Thursday, June 02, 2005




Well hello there. Yup, I’m still in the crib, if that’s what you’d call it. As usual not much to say and wondering why the hell I’m saying it, but, hey, sometimes you gotta just, um, type shit and then put it on a website. Why not? Add in your bud dry cliché and head for the door if that’s what does it for you. Bah. Seriously. What’s the fucking, eh, what’s the fukcing point of saying what’s the fucking point? Exactly. Which all makes me think I should really read that green lantern comic (the new series, #1) that has been sitting around for a while, despite the fact that it seems like it kinda sucks. One of those looks good on the outside, then stinks of pigshit on the inside. Metaphorically of course.

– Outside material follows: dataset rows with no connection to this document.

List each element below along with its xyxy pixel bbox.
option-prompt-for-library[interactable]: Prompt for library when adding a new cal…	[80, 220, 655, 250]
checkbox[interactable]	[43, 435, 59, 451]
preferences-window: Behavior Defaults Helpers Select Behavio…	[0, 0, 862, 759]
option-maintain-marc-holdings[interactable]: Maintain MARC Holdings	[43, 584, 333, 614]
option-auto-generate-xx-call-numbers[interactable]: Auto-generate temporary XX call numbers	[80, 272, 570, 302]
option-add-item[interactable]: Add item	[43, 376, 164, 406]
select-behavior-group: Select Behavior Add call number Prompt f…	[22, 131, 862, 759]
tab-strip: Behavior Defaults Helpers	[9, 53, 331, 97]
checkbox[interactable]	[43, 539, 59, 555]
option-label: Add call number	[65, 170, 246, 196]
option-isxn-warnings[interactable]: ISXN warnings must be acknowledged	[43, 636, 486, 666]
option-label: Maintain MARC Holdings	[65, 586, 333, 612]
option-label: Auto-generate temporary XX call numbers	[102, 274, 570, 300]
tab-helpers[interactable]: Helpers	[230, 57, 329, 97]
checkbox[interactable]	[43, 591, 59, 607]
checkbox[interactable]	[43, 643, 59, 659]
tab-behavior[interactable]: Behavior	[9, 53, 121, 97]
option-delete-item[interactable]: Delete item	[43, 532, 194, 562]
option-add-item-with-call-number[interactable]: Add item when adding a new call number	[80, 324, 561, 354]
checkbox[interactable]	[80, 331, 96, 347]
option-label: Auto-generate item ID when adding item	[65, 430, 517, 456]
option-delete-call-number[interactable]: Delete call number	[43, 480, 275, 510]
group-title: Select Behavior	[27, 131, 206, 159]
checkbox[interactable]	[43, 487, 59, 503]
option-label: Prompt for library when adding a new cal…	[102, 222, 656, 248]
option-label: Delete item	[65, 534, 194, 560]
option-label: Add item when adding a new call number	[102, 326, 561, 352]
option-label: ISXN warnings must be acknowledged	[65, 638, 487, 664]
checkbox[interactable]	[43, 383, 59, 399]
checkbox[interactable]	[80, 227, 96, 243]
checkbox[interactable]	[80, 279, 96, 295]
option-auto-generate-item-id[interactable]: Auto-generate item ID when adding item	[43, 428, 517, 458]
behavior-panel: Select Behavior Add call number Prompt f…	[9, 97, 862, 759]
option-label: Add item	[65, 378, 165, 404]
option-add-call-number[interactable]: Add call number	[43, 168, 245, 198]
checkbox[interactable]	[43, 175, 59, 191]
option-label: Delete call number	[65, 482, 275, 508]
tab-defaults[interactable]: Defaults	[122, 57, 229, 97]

Eh. Ok, I read it. It wasn’t horrible. I still can’t wrap my mind around the idea that hal Jordan is back though, and a hero again, seems, just, wrong. Hmmm. I’d hate to bore you with the details, but I know there’s an old supervillain post that explained this phenomenon in some detail, if you’re interested. Let me find it. A ha. Here it is. That wasn’t so hard. That should tell you or lead you to all the information you would need. In a nutshell, they brought back the original (er, original silver age) green lantern, who had mass murdered the rest of the green lanterns in a fit of rage after his home town had been destroyed along with everybody in it. Then he became this super evil something or other and then he was like a ghost or something. Like I said, clickie the clickie’s for a better explanation. And that’s the last I’ll say about it.

And, hmmm, what else did I have on the schedule? Oh yah, what would you pick to go to, watch the Yankees play the tampa bay (ugh) devil rays at yankee stadium or the mets play the nationals (sigh) at shea. I mean, neither sounds like the most excitement laden concept in the universe, but I’m thinking there’s the “yankee stadium” factor, you can look at all those plaques or whatever of babe ruth and that guy that had lou gehrig’s disease, what’s his name? (ah, yes, a very fresh joke) and, I dunno, fuck that. Can you just go to yankee stadium and look at that crap without having to watch them beat ass on a bunch of sad sack Floridians? The sox are in town that week as well but the tix are already sold out for some wacky reason. Seems people would rather watch the red sox play the Yankees then the fearsome rays of the bay. Wacky! People are nuts, mos def.

Ok well that’s been enough senseless crap that you couldn’t give a fuck about anyway. May your karma meter be in the black.